Patut kita pikirkan, sekalipun mungkin terdengar klise karena sudah sering juga berulang kali diperdebatkan, dan juga mungkin sudah sedikit agak ketinggalan, seperti tetangga kita Malaysia, misalnya, yang berencana kurangi fokus pada pelajaran agama, sebagaimana dilansir oleh KOMPAS.com edisi Jumat 11 Januari 2019.
Sesuai pengakuan Perdana Menteri Malaysia, Mahathir Mohamad, pada jamuan makan malam tahunan almamaternya Sultan Abdul Hamid College (SAHC) di Kuala Lumpur pada tanggal 22 Desember 2018 yang lalu.
Katanya, "Kita masih akan belajar agama, tetapi ini tidak akan menjadi satu hari penuh, karena kita tidak ingin siswa hanya tahu cara melafalkan doa, tetapi kurang pengetahuan dalam mata pelajaran lain."
Lagi katanya, "Dan kemudian kamu memiliki terlalu banyak ulama, mereka selalu berbeda satu sama lain dan kemudian mereka menyesatkan pengikut mereka dan mereka bertengkar satu sama lain. Itulah masalah yang kita hadapi sekarang. Dan karena itu, kami akan mengubah jadwal, kurikulum di sekolah-sekolah."
Tantangan dewasa ini di Malaysia, sebenarnya adalah tantangan nyata yang juga terjadi di negeri kita. Tidak terbatas pada satu aliran agama, tidakkah sesungguhnya religiusitas kita pada kenyataannya justru senantiasa cenderung menjadikan Dia sebagai korban ketimbang menempatkanNya sebagai pencipta yang maha segalanya?
Dalam konteks ini, simbol-simbol religius asimetris yang tidak dipahami secara utuh, menyebabkan agama yang seharusnya berfungsi memberikan petunjuk-petunjuk, terkadang ditangkap sebagai petunjuk yang keliru. Kita menjadi keliru menempuh arah dalam sebuah perjalanan guna mencapai keutuhan psikologis.
Keutuhan psikologis berakar pada gagasan untuk mengintegrasikan benak sadar dan benak tak sadar. Materi alam tak sadar yang personal diberi nama "sang bayangan" oleh Carl Gustav Jung (1875-1961), seorang psikiater Swiss dan perintis psikoanalisis bersama Sigmund Freud. Eksplorasi terhadap alam tak sadar personal dan kualitas bayangannya memberi akses terhadap alam tak sadar kolektif. Materi alam tak sadar kolektif bersifat non spesifik, yang merupakan pola atau bentuk yang mendapatkan kepribadian tertentu saat bermanifestasi di alam sadar pada konteks masyarakat tertentu.

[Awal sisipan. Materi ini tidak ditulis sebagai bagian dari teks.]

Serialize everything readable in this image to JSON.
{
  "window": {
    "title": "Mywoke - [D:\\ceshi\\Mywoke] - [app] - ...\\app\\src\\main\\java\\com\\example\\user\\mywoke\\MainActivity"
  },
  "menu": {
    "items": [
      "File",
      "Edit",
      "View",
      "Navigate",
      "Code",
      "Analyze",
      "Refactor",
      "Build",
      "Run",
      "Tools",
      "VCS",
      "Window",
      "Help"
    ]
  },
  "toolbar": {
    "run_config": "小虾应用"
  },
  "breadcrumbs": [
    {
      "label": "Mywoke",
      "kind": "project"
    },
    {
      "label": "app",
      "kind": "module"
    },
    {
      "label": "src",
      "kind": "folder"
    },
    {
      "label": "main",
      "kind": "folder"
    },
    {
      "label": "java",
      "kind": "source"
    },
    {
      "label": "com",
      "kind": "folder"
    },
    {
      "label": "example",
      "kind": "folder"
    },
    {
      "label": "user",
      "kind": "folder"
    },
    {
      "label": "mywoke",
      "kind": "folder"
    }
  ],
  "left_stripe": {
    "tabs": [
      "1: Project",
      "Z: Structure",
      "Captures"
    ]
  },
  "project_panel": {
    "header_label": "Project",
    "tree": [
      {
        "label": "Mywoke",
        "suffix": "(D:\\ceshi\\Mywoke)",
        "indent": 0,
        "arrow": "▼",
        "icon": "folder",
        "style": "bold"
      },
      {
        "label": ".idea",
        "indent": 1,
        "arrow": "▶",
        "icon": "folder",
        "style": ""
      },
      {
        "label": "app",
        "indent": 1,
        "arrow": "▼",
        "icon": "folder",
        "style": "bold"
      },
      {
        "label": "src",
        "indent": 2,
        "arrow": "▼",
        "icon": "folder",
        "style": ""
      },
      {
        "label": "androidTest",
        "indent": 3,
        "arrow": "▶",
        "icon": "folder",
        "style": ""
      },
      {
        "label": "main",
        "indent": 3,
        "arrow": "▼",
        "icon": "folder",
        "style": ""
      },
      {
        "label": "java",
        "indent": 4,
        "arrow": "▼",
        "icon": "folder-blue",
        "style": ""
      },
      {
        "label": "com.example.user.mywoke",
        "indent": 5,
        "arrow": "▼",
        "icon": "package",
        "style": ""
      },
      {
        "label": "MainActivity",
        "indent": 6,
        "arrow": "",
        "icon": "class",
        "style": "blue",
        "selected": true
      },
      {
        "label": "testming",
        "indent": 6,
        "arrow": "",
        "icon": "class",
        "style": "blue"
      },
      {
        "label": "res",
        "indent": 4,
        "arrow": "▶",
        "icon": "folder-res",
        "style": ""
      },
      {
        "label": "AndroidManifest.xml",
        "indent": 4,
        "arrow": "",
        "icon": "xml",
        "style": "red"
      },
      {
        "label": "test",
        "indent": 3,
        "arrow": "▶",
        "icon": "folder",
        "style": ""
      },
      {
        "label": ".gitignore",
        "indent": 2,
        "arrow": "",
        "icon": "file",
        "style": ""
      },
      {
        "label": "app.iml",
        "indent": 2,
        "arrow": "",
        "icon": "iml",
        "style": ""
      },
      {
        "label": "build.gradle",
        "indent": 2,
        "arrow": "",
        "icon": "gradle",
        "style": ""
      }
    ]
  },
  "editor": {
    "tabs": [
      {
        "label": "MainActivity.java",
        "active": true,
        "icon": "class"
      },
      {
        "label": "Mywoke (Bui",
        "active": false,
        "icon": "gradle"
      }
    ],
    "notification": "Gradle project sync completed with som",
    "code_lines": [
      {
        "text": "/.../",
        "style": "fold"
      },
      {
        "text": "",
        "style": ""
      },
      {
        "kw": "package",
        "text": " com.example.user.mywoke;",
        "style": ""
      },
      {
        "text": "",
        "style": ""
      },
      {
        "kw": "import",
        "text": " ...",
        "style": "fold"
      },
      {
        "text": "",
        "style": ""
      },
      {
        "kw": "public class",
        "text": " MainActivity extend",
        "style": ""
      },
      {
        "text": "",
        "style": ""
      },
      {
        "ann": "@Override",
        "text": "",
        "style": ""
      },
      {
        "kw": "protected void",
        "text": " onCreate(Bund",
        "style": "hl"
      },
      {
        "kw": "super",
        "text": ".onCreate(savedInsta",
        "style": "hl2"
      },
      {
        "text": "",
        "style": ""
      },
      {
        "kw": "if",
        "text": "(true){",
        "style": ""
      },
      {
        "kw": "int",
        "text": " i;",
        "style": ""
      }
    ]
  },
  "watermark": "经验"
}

Baca Juga : Perjalanan Manusia Profan dalam Upaya Menjumpai Dia, Sang Numinosum
Kembali ke pembahasan tentang fungsi keluarga, saya sepakat dengan pandangan bahwa dalam hubungan antara suami dan istri, selagi masih muda penting untuk saling mencintai dan menyayangi pasangan kita dalam kemesraan dan gairah yang membara, karena itu hanya sementara.
Selebihnya, dalam sisa masa hidup yang sangat singkat bersama pasangan kita, tinggal hanya rasa kasih sayang dan kesetiaan, pengabdian dan komitmen dalam rumah tangga.
Jangan kita mudah sekali mengutuki keadaan di sekitar kita, tanpa terlebih dahulu melihat jangan-jangan ada yang salah dalam keluarga kita sendiri.